|Research Org||:||Japanese Space Agency (JAXA)|
|Mission launch||:||Cancelled in January 2007|
LUNAR-A is a Japanese spacecraft that was scheduled to be launched in August 2004. After many delays the project was eventually cancelled in January 2007.It would have been carried into space by a Japanese M-V launch vehicle from the Kagoshima Space Center. However, the development of its seismic penetrators will be continued until the end of FY 2007. They will reportedly be used on a future Russian mission, most likely Luna-Glob. JAXA also plans to use the penetrators on other targets
The vehicle would have been cylindrical in shape, with a diameter of 2.2 m and a height of 1.7 m. It would have had four solar panels and was engineered to be spin-stabilized. It would have entered into an elliptical orbit around the Moon, and would have deployed two penetrators at an altitude of 40 km on opposite sides of the lunar body. These were to have been braked by a small rocket at an altitude of 25 km, then free fall to the surface. They were designed to withstand a collision of up to 330 meters per second, and would have readily penetrated the lunar regolith.

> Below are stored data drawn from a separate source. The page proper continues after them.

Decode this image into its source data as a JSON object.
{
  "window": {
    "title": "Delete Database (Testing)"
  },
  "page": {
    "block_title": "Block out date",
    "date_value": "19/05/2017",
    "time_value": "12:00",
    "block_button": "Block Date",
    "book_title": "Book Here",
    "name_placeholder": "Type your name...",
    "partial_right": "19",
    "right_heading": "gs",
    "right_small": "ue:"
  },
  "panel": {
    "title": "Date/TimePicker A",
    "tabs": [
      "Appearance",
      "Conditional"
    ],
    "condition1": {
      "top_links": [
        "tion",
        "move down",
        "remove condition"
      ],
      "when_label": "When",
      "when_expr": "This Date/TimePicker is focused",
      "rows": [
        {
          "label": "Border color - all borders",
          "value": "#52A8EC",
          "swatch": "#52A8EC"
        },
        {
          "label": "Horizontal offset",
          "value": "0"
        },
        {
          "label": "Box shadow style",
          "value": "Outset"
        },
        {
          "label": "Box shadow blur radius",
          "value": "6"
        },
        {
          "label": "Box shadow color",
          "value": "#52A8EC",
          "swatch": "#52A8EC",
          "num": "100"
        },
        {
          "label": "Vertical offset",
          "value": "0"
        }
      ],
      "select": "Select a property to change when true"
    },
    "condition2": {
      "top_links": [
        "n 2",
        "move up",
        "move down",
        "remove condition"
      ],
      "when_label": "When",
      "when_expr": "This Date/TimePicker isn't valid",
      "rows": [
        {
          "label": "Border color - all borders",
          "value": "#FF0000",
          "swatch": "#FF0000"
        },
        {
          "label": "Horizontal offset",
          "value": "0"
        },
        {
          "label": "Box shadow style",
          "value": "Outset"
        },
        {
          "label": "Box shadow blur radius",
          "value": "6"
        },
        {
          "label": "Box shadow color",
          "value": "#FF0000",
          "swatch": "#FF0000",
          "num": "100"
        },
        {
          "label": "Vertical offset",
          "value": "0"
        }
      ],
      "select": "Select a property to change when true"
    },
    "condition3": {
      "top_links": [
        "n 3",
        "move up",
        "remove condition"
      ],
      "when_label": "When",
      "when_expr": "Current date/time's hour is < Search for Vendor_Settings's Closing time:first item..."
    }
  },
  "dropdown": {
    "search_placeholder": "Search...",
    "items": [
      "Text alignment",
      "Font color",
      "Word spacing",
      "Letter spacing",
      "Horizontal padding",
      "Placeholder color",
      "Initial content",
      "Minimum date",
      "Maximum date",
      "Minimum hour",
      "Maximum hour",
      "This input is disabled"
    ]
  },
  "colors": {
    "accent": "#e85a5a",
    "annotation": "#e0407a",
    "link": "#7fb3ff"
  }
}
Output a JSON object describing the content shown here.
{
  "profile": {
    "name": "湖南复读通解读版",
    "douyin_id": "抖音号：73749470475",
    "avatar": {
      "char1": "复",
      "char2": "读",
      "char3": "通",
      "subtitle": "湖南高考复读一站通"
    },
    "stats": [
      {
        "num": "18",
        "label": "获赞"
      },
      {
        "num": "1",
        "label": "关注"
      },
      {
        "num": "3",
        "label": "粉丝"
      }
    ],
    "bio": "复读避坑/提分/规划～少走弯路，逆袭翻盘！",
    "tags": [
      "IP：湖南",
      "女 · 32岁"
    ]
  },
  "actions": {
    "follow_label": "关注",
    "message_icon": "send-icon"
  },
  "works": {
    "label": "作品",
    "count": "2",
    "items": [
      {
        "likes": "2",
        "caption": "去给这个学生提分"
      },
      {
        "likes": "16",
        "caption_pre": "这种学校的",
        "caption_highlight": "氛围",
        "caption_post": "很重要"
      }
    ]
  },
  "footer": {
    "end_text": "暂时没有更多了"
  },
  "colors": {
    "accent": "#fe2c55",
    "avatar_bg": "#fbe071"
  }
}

The penetrators would have contained seismometers and heat-flow probes. They were designed to operate for a year, and would have transmited data back to the orbiting craft. They were planned to observe lunar quakes and to determine if the Moon has a core. The lunar surface is considered nearly transparent at the transmission frequencies, so the compressed signals would have been received from orbit.
Once the penetrators deployed, the LUNAR-A spacecraft would have maneuvered to an orbital altitude of 200 km above the surface. The craft was to have carried a monochromatic imaging camera with a resolution of 30 m.